As with the previous film, Star Trek: First Contact, Jonathan Frakes (better known as first officer Will Riker) assumes the mantle of director. Although Frakes proved himself with First Contact, I still worried if it wasn't going to feel like William Shatner all over again (who deftly proved that he's even worse at directing than he is at acting). My concerns quickly faded, however, Insurrection is a first class film that any Trekkie worth his or her salt should be proud to behold.

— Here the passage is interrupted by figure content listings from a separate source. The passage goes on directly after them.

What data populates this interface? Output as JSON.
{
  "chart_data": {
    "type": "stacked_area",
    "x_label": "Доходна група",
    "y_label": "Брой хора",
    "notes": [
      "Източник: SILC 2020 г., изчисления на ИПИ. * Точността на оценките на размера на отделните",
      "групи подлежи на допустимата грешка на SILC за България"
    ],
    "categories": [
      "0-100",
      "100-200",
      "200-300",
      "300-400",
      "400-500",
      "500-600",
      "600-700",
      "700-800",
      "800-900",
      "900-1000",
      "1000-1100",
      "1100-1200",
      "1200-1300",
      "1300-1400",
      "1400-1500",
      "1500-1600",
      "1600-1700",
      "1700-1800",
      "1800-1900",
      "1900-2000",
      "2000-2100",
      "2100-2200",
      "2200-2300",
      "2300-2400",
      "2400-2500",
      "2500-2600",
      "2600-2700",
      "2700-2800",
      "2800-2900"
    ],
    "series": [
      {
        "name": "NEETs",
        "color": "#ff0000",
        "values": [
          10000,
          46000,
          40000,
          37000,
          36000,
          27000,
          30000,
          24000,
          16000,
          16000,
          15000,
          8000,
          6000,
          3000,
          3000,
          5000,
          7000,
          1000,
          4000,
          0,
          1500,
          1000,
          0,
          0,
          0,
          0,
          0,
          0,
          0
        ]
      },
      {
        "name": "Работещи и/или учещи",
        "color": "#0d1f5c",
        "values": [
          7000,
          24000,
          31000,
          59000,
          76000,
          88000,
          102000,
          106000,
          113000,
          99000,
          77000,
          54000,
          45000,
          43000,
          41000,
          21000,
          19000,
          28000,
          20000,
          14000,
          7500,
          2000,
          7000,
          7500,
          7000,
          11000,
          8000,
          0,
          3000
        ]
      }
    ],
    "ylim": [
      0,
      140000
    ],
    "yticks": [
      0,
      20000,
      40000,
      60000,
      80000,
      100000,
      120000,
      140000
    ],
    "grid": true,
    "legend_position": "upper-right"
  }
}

The movie's storyline revolves around a grotesque race of aliens named the Son'a who, with the complicity of a Star Fleet admiral (played by Anthony Zerbe), conspires to usurp a paradisiacal planet from the kinder, gentler species, the Ba'ku. (The Son'a look much like Gary Oldman in Francis Ford Coppola's Dracula; the Ba'ku look like TV spokespersons for men's and women's hair-care products.) Jean-Luc, of course, will have none of it, and boldly takes the plot where many Star Trek episodes have gone before. He gives the bad guys a swift kick in their alien behinds while teaching movie-goers everywhere a lesson or two in morality along the way.
Though the plot may not be anything new, the execution of Star Trek: Insurrection is well done in every sense of the phrase. There's tons of deftly handled humor (Data, as usual, steals the show here); there's enough suspense to leave a theater-full of popcorn chompers pausing on a kernel or two; there's romance (Jean-Luc falls for a 300 year-old babe who is miraculously better preserved than Cher); and last but not least, as mentioned before, there's enough special effects to either keep you thoroughly entertained or to cause you to experience a mild bout of epilepsy.
Of course, the film contains a few minor inconsistencies. For example, when the away team beams down to the planet's surface, they are stripped of weapons. Only moments later, they miraculously employ their laser guns to fend off some bad guys (must be those ankle holsters I heard about). Furthermore, there's more formula to a Star Trek movie than three generations of American babies could lap up in a century, from the sappy love story within a story to the final scene where Bad Guy #1 dukes it out with Good Guy #1.
Of course, this is Star Trek we're talking about here, the Science Fiction classic where high brow meets low brow, but you don't expect too much from the former. Put simply, Insurrection may be the best Sci-Fi any Earthling is going to witness in the 20th Century. Should you see it? Yes, make it so.